Paul Rousso, Internationally Renowned (2018)
I will admit that most of my focus when looking at Rousso’s work was a “How did he do that?” sort of reaction. He seems to be using a newer technology, printing on large sheets made of some sort of plastic or polymer and then heating them so that he can manipulate wrinkles and folds into them. Fruit Loops Fun Size #5 (2018) and Internationally Renowned (2018) are both around 6-10 feet tall. Anytime you are faced with everyday objects of that scale, it forces you to re-evaluate your relationship to them. On a purely visual level, it is immersive and enjoyable to look at the design on a Fruit Loops box with fresh eyes, noticing for the first time how bright the colors are and how much information is actually contained on the side of the box.
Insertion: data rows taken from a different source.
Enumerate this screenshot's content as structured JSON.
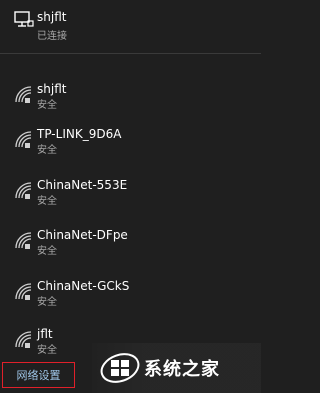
{
  "connected": {
    "name": "shjflt",
    "status": "已连接",
    "icon": "ethernet-icon"
  },
  "networks": [
    {
      "name": "shjflt",
      "status": "安全",
      "icon": "wifi-secure-icon"
    },
    {
      "name": "TP-LINK_9D6A",
      "status": "安全",
      "icon": "wifi-secure-icon"
    },
    {
      "name": "ChinaNet-553E",
      "status": "安全",
      "icon": "wifi-secure-icon"
    },
    {
      "name": "ChinaNet-DFpe",
      "status": "安全",
      "icon": "wifi-secure-icon"
    },
    {
      "name": "ChinaNet-GCkS",
      "status": "安全",
      "icon": "wifi-secure-icon"
    },
    {
      "name": "jflt",
      "status": "安全",
      "icon": "wifi-secure-icon"
    }
  ],
  "footer": {
    "settings_label": "网络设置",
    "highlight_color": "#e0202a"
  },
  "watermark": {
    "text": "系统之家"
  },
  "colors": {
    "background": "#1f1f1f",
    "subtext": "#a8a8a8",
    "link": "#9fc6e8"
  }
}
Jane Maxwell, whose work is on display on the other side of the gallery, makes fascinating sculptures based on her experience in the fashion industry. She repeats the form of a runway model simplified into a faceless paper cut-out-doll and fills the interior with print from advertisements re-purposed from old billboards. As an insider, Maxwell has the perfect vantage point to critique how the fashion industry dehumanizes the female form. At the same time, there’s an elegance to what she’s making, even in a mass produced and simplified form. If there were a phrase to counterbalance “rotten to its core”, this might be it. Maxwell strips away the rotten layers that are covering the essence of something beautiful. She’s focused on the empowerment of a female form striding with confidence and is reclaiming it as her own.
Jane Maxwell, Blue Diamond Light Sculpture (2018)
Reimagining the runway model both as a faceless figure who has been dehumanized but also as an icon of female confidence is an interesting duality. The contrast is both critique and celebration. Like any good conversation, it has two sides to it. Maxwell plumbs the depths of a flawed industry to find the parts that are worth saving.
I asked the guy manning the gallery how these two artists came to be paired up with each other, but he said he was just a money man and had no idea. I wonder if their art was paired together because they both pull from advertising and printed imagery for their source material, or if there was another connection. Either way, I enjoyed both artists’ work even if I didn’t necessarily see a clear message conveying what they curators were trying to say. Check it out before they pull it!